To understand how cichlids tolerate hybridisation, we have created two reciprocal crosses between two cichlid species of Lake Malawi. We found a degree of embryonic lethality in the F2 hybrid generation of both crosses, consistent with post-zygotic incompatibilities. We are currently dissecting the molecular basis of the embryonic lethality, as well as its accompanying developmental defects.

These results were presented at several international conferences, and local meetings. Publications resulting from this work will be published in preprint repositories (namely BioRxiv) and in peer-reviewed journals (with open access). All mass spectrometry, mRNA- and small RNA-sequencing datasets generated in this study will be made publicly available on online repositories (GEO or SRA). EU funding was acknowledged in all dissemination opportunities so far, and will be further acknowledged in all future dissemination/communications related to this work.

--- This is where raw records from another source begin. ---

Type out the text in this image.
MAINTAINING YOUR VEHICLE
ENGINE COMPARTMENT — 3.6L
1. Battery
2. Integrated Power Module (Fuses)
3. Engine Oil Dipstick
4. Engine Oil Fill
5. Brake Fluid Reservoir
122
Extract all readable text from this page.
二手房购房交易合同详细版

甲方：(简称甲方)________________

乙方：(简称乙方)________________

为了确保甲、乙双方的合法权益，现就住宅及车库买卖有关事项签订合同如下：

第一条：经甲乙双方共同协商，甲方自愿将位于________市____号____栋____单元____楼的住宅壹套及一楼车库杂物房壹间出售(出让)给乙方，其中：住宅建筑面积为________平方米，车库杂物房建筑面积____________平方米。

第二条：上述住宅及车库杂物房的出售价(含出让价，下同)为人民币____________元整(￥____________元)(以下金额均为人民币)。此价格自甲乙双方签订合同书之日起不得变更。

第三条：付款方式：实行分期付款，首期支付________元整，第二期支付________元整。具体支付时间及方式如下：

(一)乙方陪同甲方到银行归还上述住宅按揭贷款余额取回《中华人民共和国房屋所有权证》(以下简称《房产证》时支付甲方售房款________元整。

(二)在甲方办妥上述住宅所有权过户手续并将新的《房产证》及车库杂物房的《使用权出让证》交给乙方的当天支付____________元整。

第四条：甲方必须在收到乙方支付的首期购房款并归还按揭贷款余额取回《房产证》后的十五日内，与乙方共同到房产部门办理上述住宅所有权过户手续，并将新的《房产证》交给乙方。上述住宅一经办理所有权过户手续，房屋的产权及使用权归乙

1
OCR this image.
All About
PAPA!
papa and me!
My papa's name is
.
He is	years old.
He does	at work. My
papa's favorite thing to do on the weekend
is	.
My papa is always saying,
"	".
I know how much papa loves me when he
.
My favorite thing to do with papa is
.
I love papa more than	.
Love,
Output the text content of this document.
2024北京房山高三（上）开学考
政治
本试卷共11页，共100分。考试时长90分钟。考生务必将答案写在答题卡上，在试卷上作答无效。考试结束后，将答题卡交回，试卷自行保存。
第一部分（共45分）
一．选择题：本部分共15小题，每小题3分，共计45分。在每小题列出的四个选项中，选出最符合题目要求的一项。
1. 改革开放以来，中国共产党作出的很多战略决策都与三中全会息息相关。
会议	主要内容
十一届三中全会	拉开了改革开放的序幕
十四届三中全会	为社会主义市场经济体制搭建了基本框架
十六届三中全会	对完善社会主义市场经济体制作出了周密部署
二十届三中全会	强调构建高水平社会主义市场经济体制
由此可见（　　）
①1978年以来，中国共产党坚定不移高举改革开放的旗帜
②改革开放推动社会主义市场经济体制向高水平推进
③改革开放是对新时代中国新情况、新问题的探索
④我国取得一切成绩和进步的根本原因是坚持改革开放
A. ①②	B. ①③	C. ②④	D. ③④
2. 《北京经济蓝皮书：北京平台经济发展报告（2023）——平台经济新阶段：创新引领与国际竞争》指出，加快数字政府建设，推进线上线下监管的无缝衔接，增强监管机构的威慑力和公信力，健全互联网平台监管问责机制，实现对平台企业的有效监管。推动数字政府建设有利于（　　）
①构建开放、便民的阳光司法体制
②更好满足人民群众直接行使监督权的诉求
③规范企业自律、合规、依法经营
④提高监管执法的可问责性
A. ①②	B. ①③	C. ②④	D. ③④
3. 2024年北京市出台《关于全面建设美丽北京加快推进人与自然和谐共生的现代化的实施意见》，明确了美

Our work advances substantially the understanding of TE transcriptional activity and piRNA-driven TE silencing in East African cichlids. These insights are invaluable to keep pushing the state-of-the-art and further dissect how the interaction between TEs and the piRNA pathway shaped cichlid radiations. Our ongoing work on cichlid hybrids will inform on the regulatory mismatches arising upon hybridisation that may create genetic and epigenetic diversity to fuel rapid diversification. This is, to the best of our knowledge, the first systematic approach to probe the effects of TE activity and piRNA pathway in the context of cichlid hybridisation. Our work will be impactful for the worldwide community exploring the molecular basis of the phenotypic diversity of cichlids, as well as researchers interested in speciation, epigenetic silencing, TEs and genome evolution. An enhanced understanding of cichlid evolution may have economic implications for Tilapia production, the second most farmed fish worldwide.